View Single Post
  #27   Report Post  
Posted to rec.woodworking
Mike Marlow[_2_] Mike Marlow[_2_] is offline
external usenet poster
 
Posts: 5,710
Default Operation CHICKEN ****

Drew Lawson wrote:
In article
"Mike Marlow" writes:
Drew Lawson wrote:
In article
"Mike Marlow" writes:

Incorrect Drew. The original assertion was that a Home Depot
employee reported that if a customer did not complete a survey, the
employee was subject to disciplinary action. That is completely
different from anything you've suggested.

How is "customer did not complete a survey" completely different
from "what the customer decides to do"?

I'm not certain what you think I've suggested. I've only said that
evaluating employees based on success at pushing the survey is no
different from evaluating the employee for success at suggesting
meal add-ons.


Correct - but that is evaluation of a task assigned which is within
the control of the employee. A reasonable expectation. What had
been reported here is that Home Depot was threatening to write up
employees if customers did not complete some survey. That is an
entirely different thing.


How would you evaluate "success at pushing the survey," which you
agreed with above, if not based on whether the customer participates
in the survey?


Direct observation.

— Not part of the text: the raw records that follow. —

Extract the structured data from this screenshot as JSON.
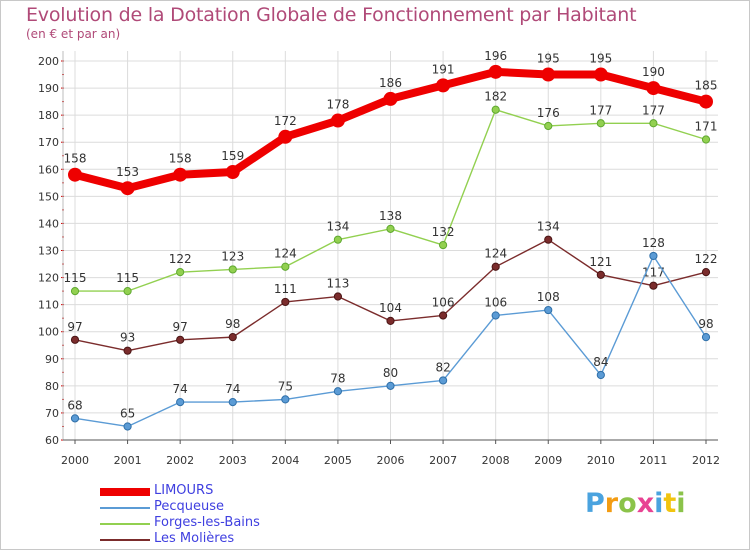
{
  "title": "Evolution de la Dotation Globale de Fonctionnement par Habitant",
  "subtitle": "(en € et par an)",
  "logo": {
    "letters": [
      "P",
      "r",
      "o",
      "x",
      "i",
      "t",
      "i"
    ],
    "colors": [
      "#4aa3df",
      "#f39c12",
      "#8bc34a",
      "#e84393",
      "#4aa3df",
      "#f1c40f",
      "#8bc34a"
    ]
  },
  "chart_data": {
    "type": "line",
    "x": [
      "2000",
      "2001",
      "2002",
      "2003",
      "2004",
      "2005",
      "2006",
      "2007",
      "2008",
      "2009",
      "2010",
      "2011",
      "2012"
    ],
    "ylim": [
      60,
      200
    ],
    "yticks": [
      60,
      70,
      80,
      90,
      100,
      110,
      120,
      130,
      140,
      150,
      160,
      170,
      180,
      190,
      200
    ],
    "grid": true,
    "legend_position": "bottom-left",
    "series": [
      {
        "name": "LIMOURS",
        "values": [
          158,
          153,
          158,
          159,
          172,
          178,
          186,
          191,
          196,
          195,
          195,
          190,
          185
        ],
        "color": "#ee0000",
        "stroke": "#ee0000",
        "emphasis": true
      },
      {
        "name": "Pecqueuse",
        "values": [
          68,
          65,
          74,
          74,
          75,
          78,
          80,
          82,
          106,
          108,
          84,
          128,
          98
        ],
        "color": "#5b9bd5",
        "stroke": "#2f6fa8",
        "emphasis": false
      },
      {
        "name": "Forges-les-Bains",
        "values": [
          115,
          115,
          122,
          123,
          124,
          134,
          138,
          132,
          182,
          176,
          177,
          177,
          171
        ],
        "color": "#92d050",
        "stroke": "#5fa830",
        "emphasis": false
      },
      {
        "name": "Les Molières",
        "values": [
          97,
          93,
          97,
          98,
          111,
          113,
          104,
          106,
          124,
          134,
          121,
          117,
          122
        ],
        "color": "#7b2c2c",
        "stroke": "#4a1515",
        "emphasis": false
      }
    ]
  }
}
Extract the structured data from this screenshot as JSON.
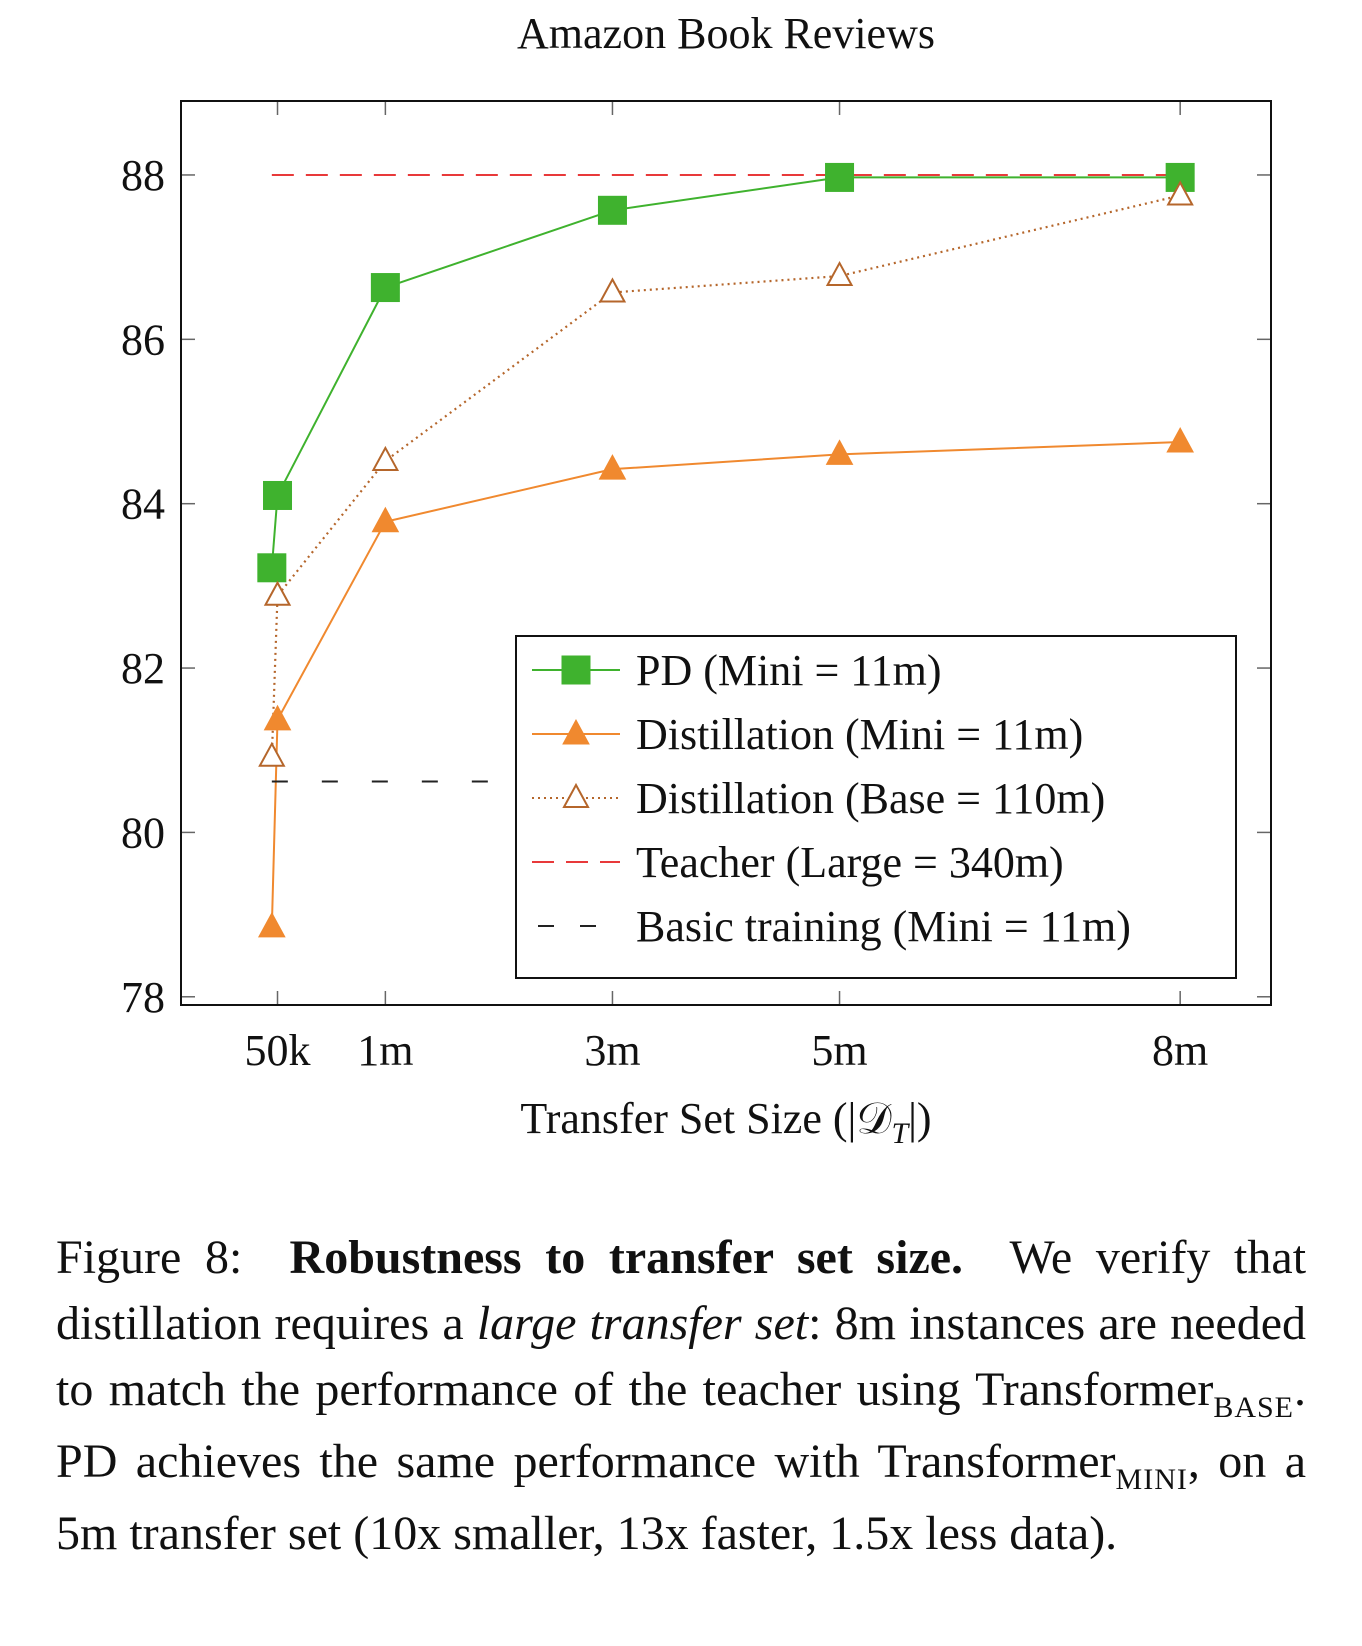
{
  "chart_data": {
    "type": "line",
    "title": "Amazon Book Reviews",
    "xlabel": "Transfer Set Size (|𝒟",
    "xlabel_sub": "T",
    "xlabel_end": "|)",
    "ylabel": "",
    "x_tick_labels": [
      "50k",
      "1m",
      "3m",
      "5m",
      "8m"
    ],
    "x_tick_values": [
      0.05,
      1,
      3,
      5,
      8
    ],
    "xlim": [
      -0.8,
      8.8
    ],
    "y_ticks": [
      78,
      80,
      82,
      84,
      86,
      88
    ],
    "ylim": [
      77.9,
      88.9
    ],
    "legend_position": "bottom-right",
    "series": [
      {
        "name": "PD (Mini = 11m)",
        "color": "#3fb22e",
        "line": "solid",
        "marker": "square-filled",
        "points": [
          [
            0.0,
            83.22
          ],
          [
            0.05,
            84.1
          ],
          [
            1,
            86.63
          ],
          [
            3,
            87.57
          ],
          [
            5,
            87.97
          ],
          [
            8,
            87.97
          ]
        ]
      },
      {
        "name": "Distillation (Mini = 11m)",
        "color": "#f0892f",
        "line": "solid",
        "marker": "triangle-filled",
        "points": [
          [
            0.0,
            78.85
          ],
          [
            0.05,
            81.37
          ],
          [
            1,
            83.78
          ],
          [
            3,
            84.42
          ],
          [
            5,
            84.6
          ],
          [
            8,
            84.75
          ]
        ]
      },
      {
        "name": "Distillation (Base = 110m)",
        "color": "#b5662b",
        "line": "dotted",
        "marker": "triangle-open",
        "points": [
          [
            0.0,
            80.92
          ],
          [
            0.05,
            82.88
          ],
          [
            1,
            84.52
          ],
          [
            3,
            86.57
          ],
          [
            5,
            86.77
          ],
          [
            8,
            87.75
          ]
        ]
      },
      {
        "name": "Teacher (Large = 340m)",
        "color": "#e8393a",
        "line": "dashed",
        "marker": "none",
        "points": [
          [
            0.0,
            88.0
          ],
          [
            8,
            88.0
          ]
        ]
      },
      {
        "name": "Basic training (Mini = 11m)",
        "color": "#222222",
        "line": "loosely-dashed",
        "marker": "none",
        "points": [
          [
            0.0,
            80.62
          ],
          [
            8,
            80.62
          ]
        ]
      }
    ]
  },
  "caption": {
    "label": "Figure 8:",
    "bold": "Robustness to transfer set size.",
    "t1": "We verify that distillation requires a",
    "italic": "large transfer set",
    "t2": ": 8m instances are needed to match the performance of the teacher using Transformer",
    "sub1": "BASE",
    "t3": ". PD achieves the same performance with Transformer",
    "sub2": "MINI",
    "t4": ", on a 5m transfer set (10x smaller, 13x faster, 1.5x less data)."
  }
}
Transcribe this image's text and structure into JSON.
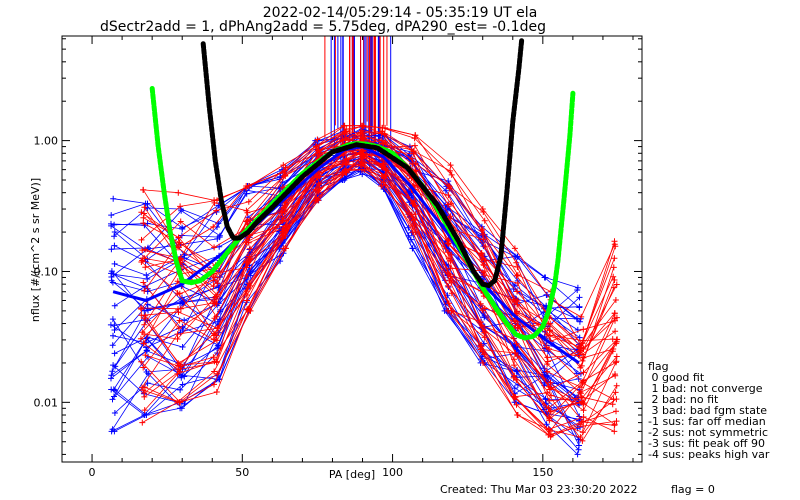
{
  "chart_data": {
    "type": "line",
    "title": "2022-02-14/05:29:14 - 05:35:19 UT ela",
    "subtitle": "dSectr2add = 1, dPhAng2add = 5.75deg, dPA290_est=  -0.1deg",
    "xlabel": "PA [deg]",
    "ylabel": "nflux [#/(cm^2 s sr MeV)]",
    "xlim": [
      -10,
      183
    ],
    "ylim": [
      0.0035,
      6.3
    ],
    "yscale": "log",
    "xticks": [
      0,
      50,
      100,
      150
    ],
    "yticks": [
      {
        "v": 0.01,
        "label": "0.01"
      },
      {
        "v": 0.1,
        "label": "0.10"
      },
      {
        "v": 1,
        "label": "1.00"
      }
    ],
    "colors": {
      "series_a": "#0000ff",
      "series_b": "#ff0000",
      "fit_green": "#00ff00",
      "fit_black": "#000000"
    },
    "series": [
      {
        "color": "blue",
        "x": [
          7,
          18,
          30,
          42,
          52,
          63,
          75,
          84,
          90,
          97,
          106,
          118,
          130,
          141,
          151,
          162
        ],
        "y": [
          0.07,
          0.06,
          0.08,
          0.13,
          0.2,
          0.34,
          0.6,
          0.85,
          0.9,
          0.75,
          0.45,
          0.2,
          0.08,
          0.045,
          0.03,
          0.02
        ],
        "y_low": [
          0.006,
          0.008,
          0.009,
          0.015,
          0.05,
          0.12,
          0.35,
          0.5,
          0.55,
          0.4,
          0.15,
          0.05,
          0.02,
          0.01,
          0.006,
          0.004
        ],
        "y_high": [
          0.36,
          0.33,
          0.3,
          0.32,
          0.45,
          0.6,
          1.0,
          1.2,
          1.25,
          1.1,
          0.9,
          0.5,
          0.22,
          0.13,
          0.09,
          0.075
        ]
      },
      {
        "color": "red",
        "x": [
          17,
          29,
          41,
          52,
          64,
          75,
          84,
          90,
          97,
          107,
          119,
          130,
          141,
          152,
          163,
          174
        ],
        "y": [
          0.06,
          0.07,
          0.1,
          0.2,
          0.35,
          0.6,
          0.85,
          0.9,
          0.8,
          0.5,
          0.2,
          0.07,
          0.03,
          0.014,
          0.01,
          0.012
        ],
        "y_low": [
          0.007,
          0.01,
          0.012,
          0.05,
          0.15,
          0.35,
          0.55,
          0.6,
          0.45,
          0.2,
          0.05,
          0.02,
          0.008,
          0.005,
          0.005,
          0.006
        ],
        "y_high": [
          0.42,
          0.4,
          0.35,
          0.45,
          0.65,
          1.05,
          1.3,
          1.3,
          1.25,
          1.1,
          0.65,
          0.3,
          0.15,
          0.07,
          0.045,
          0.17
        ]
      }
    ],
    "fits": [
      {
        "name": "green",
        "x": [
          20,
          22,
          24,
          26,
          28,
          30,
          33,
          36,
          40,
          45,
          50,
          55,
          60,
          65,
          70,
          75,
          80,
          85,
          88,
          91,
          95,
          100,
          105,
          110,
          115,
          120,
          125,
          130,
          135,
          138,
          141,
          144,
          147,
          150,
          152,
          154,
          155,
          157,
          159,
          160
        ],
        "y": [
          2.5,
          0.9,
          0.4,
          0.2,
          0.12,
          0.085,
          0.082,
          0.085,
          0.1,
          0.14,
          0.19,
          0.25,
          0.33,
          0.43,
          0.56,
          0.68,
          0.82,
          0.92,
          0.95,
          0.94,
          0.9,
          0.8,
          0.62,
          0.45,
          0.3,
          0.19,
          0.12,
          0.075,
          0.05,
          0.04,
          0.033,
          0.031,
          0.032,
          0.038,
          0.05,
          0.08,
          0.12,
          0.35,
          1.1,
          2.3
        ]
      },
      {
        "name": "black",
        "x": [
          37,
          39,
          41,
          43,
          45,
          47,
          49,
          52,
          55,
          60,
          70,
          80,
          88,
          95,
          105,
          115,
          122,
          127,
          130,
          132,
          134,
          136,
          138,
          140,
          142,
          143
        ],
        "y": [
          5.5,
          1.8,
          0.7,
          0.35,
          0.22,
          0.18,
          0.18,
          0.2,
          0.24,
          0.31,
          0.53,
          0.82,
          0.93,
          0.88,
          0.62,
          0.32,
          0.17,
          0.1,
          0.08,
          0.078,
          0.085,
          0.13,
          0.4,
          1.4,
          3.5,
          6.0
        ]
      }
    ],
    "spikes": {
      "x_from": 77,
      "x_to": 100,
      "count": 40
    }
  },
  "legend": {
    "title": "flag",
    "items": [
      " 0 good fit",
      " 1 bad: not converge",
      " 2 bad: no fit",
      " 3 bad: bad fgm state",
      "-1 sus: far off median",
      "-2 sus: not symmetric",
      "-3 sus: fit peak off 90",
      "-4 sus: peaks high var"
    ]
  },
  "footer": {
    "created": "Created: Thu Mar 03 23:30:20 2022",
    "flag": "flag = 0"
  }
}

That is the only reasonable way to measure this. To
rely upon the response rate of the customer is at best, very inaccurate.


Pushing
a survey is one thing but it is something entirely different to hold
an employee responsible for a survey that a customer completes in
the privacy of their own home, after visiting a Home Depot, on-line.
Or even in the store for that matter.

If a company rewards employees for achieving levels of customer
surveys, that is one thing. It is something completely different if
they punish employees when customers do not complete the survey.


They are different ends of the same stick. You reward the employee
by assigning hours, while the non-rewarded employee has few or none.
You reward the employee with a pay increase, while the non-rewarded
employee keeps a pay rate that falls behind inflation.


You are missing the point. Neither of those is a direct punative action.
Those are both quite different from writing an employee up. They may result
in the same thing in terms of pay raise, but the write up has the added
weight of counting towards termination actions, for cause.

Anyway, I entered this because you were claiming that using survey
metrics in employee evaluations was impossible. I believe all that
can be said on that claim has been said.


I believe I said something more like nearly impossible, or the likes. I
didn't think I was as absolute as you are stating - but I haven't gone back
to look at my own words so I'm not even sure myself. In reality, they are
impossible to use in any meaningful way since the employee has no control
over the outcome. Even if he/she pushes the survey, there is no control
over the customer's decision. Furthermore, there is no way to understand
why the customer failed to complete a survey - it could have been over some
issues the customer has with the store, despite their wishes to otherwise
help out an employee. Saying that it is impossible to use in any meaningful
way is not the same as saying it can't be done - of course it can be done,
the store simply decides to do it. It's still impossible to measure what
that response rate indicates, simply by the rate itself.